Things to defer past month 1
- VAT registration (only required at £90,000 turnover)
- Employees or subcontractors (start solo, hire when revenue justifies it)
- Office space (work from home in year 1 unless there’s a specific reason)
- Major brand investment (logo, website redesign, etc.) until you know what you’re building
- Pension setup beyond the basics (set a SIPP up in month 3-6)
Related
- Going freelance after employment
- Setting up a limited company after leaving work
- Becoming a contractor after redundancy
- Self-employment after leaving a job
- Handover plan generator
Frequently asked questions
- What do I need to do in my first month as a freelancer?
- Six things: decide on sole trader vs limited company structure; register with HMRC or Companies House; open a business bank account; choose an accountant; raise your first invoice; arrange basic insurance. Each takes hours, not days. Within a month all of these should be done.
- Do I need an accountant as a freelancer?
- Sole traders below £50,000 of revenue can usually self-serve with accounting software. Limited companies almost always need an accountant because of the multiple filing requirements (annual accounts, corporation tax, payroll, confirmation statement, VAT if registered). Specialist freelance accountants charge £80-£150 per month and bundle the lot.
- How do I find my first freelance client?
- Most first clients come from existing network: ex-colleagues at new companies, former managers, professional contacts who remember your work. A short note explaining you've gone freelance and what you offer, sent to 20-30 specific people, usually produces leads within 2-4 weeks. Job-board freelance work and pitching cold are lower-yield channels.
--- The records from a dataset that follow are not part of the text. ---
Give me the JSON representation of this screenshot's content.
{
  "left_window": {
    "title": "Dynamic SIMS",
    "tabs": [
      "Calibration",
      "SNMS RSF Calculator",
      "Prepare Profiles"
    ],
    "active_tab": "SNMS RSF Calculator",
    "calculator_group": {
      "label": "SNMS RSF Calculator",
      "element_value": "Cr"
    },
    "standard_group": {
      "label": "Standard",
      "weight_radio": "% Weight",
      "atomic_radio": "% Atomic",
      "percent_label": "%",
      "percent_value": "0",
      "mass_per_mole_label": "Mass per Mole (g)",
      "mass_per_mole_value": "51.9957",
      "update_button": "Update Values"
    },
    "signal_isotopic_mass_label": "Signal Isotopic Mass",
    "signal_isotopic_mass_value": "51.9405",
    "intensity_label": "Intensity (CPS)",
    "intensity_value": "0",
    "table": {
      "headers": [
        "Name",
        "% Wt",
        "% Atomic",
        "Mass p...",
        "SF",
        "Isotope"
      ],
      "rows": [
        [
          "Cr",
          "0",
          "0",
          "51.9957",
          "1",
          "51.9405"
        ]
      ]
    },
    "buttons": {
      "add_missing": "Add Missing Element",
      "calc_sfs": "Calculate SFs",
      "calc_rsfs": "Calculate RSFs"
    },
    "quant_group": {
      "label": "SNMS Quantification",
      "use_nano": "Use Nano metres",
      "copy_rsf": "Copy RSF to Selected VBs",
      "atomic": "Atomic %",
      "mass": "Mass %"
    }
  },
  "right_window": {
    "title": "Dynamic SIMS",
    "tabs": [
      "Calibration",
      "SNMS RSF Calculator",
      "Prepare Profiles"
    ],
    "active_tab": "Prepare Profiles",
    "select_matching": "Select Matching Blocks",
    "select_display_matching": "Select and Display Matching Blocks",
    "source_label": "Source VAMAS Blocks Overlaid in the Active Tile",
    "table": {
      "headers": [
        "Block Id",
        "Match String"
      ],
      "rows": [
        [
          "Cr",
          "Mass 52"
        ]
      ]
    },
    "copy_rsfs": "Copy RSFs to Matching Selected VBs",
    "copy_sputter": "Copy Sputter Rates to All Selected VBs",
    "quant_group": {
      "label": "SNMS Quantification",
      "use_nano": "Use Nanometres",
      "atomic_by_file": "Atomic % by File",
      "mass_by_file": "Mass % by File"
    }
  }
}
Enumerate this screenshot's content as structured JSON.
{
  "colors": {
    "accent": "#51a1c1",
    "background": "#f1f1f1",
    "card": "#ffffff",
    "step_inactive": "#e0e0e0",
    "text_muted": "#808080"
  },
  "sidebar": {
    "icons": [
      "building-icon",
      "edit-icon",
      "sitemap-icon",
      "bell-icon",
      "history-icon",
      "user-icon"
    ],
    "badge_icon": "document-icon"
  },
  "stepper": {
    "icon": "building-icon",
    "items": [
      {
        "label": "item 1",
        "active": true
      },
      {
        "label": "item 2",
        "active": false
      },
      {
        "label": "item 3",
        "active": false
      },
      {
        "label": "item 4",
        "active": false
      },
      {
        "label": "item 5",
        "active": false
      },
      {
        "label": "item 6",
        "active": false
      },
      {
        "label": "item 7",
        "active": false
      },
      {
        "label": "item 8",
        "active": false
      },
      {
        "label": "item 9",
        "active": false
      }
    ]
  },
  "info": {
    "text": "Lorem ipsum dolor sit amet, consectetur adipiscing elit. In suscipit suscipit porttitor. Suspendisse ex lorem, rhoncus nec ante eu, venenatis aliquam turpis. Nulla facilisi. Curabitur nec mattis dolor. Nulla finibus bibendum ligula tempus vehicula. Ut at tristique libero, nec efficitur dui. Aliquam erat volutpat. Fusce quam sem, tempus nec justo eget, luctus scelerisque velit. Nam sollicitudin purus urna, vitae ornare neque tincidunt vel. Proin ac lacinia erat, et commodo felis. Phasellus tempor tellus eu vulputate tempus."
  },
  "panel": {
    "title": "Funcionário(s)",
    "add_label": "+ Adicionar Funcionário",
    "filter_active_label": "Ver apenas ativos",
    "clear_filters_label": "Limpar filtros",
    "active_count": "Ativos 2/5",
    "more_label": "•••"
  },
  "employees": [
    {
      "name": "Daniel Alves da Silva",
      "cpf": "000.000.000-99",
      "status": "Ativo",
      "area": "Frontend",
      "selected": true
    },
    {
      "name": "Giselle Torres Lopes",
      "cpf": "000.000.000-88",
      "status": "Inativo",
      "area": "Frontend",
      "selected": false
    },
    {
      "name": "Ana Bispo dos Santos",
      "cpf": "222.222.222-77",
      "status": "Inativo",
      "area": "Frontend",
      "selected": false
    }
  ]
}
- Do I need a contract for freelance work?
- Yes, even for small jobs. A simple contract covers scope, payment terms, deliverables, copyright/IP, confidentiality, and termination. Templates are available free from the Law Society, IPSE, and several legal-tech sites. Tailor a template to your needs once and use it for every project.
General information about freelance setup. For tax, insurance and legal questions specific to your circumstances, contact an accountant, broker or solicitor.